These buttery pull-apart buns are crispy on the outside and tender on the inside…light as a feather. Perfect with chili, soup or stew on a cold day!
- 1 tbsp instant yeast
- 1 1/4 c warm milk (110F to 115F….measure with candy thermometer)
- 1/4 c sugar
- 1/4 c mild vegetable oil
- 2 large eggs
- 3 1/2 c flour (bread flour is best)
- 1 tsp salt
- 4 tbsp (1/2 stick) unsalted butter
- Combine the yeast, milk, sugar, oil, and eggs in a large bowl and whisk till just combined.
- Add 2 1/2 c flour and salt and stir well for 1 minute.
- Add remaining flour a little at a time to create a soft dough.
- Turn the dough onto lightly floured surface and knead for 5 minutes.
- Shape the dough into a round and place in a large glass bowl. (metal reacts negatively with yeast)
- Cover with plastic and place in a warm spot. I use my oven at 95F. Let rise until double in bulk…about 1 hour.
- Melt butter in the dutch oven and spread along the sides, leaving the extra melted butter in the bottom.
- Once the dough has doubled in bulk, place it on a clean flat surface…silicone mat works great.
- Pinch off 1 1/2″ to 2 ” of dough and shape into round ball. Use fingers to pull dough slightly down from the top and tuck underneath the ball to form smooth surface.
- Place the balls smooth side up in dutch oven. The balls will likely touch each other which is ok.

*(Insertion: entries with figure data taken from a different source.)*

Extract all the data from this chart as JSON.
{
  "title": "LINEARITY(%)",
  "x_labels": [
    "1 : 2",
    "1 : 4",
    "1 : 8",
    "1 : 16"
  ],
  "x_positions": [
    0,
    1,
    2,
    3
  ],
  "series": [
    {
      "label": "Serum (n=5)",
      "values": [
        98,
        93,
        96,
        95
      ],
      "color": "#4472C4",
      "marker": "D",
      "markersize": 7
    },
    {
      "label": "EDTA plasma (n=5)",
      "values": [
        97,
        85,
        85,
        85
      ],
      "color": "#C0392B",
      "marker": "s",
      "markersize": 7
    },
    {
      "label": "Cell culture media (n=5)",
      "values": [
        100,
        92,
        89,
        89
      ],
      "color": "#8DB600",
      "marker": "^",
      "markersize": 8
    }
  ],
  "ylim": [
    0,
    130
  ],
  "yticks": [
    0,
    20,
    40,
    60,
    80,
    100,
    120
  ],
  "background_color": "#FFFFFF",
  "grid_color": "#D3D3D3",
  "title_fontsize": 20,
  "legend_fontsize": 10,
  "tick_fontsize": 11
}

- Cover the dutch oven with clean cloth and place in a warm spot. Let rise until double in bulk…about 40 minutes.
- Preheat the oven to 350F.
- Put the dutch oven (with lid) into the oven to bake. Bake with the lid on for about 25 minutes.
- Remove lid and bake another 10 – 15 minutes till rolls are lightly browned.
- Remove the rolls from the oven. Turn dutch oven upside down onto baking rack to let buns cool. I leave the dutch oven resting on the rack over top to keep the buns warm. If you like crunchier buns, leave them in the dutch oven and the residual heat will crisp them up.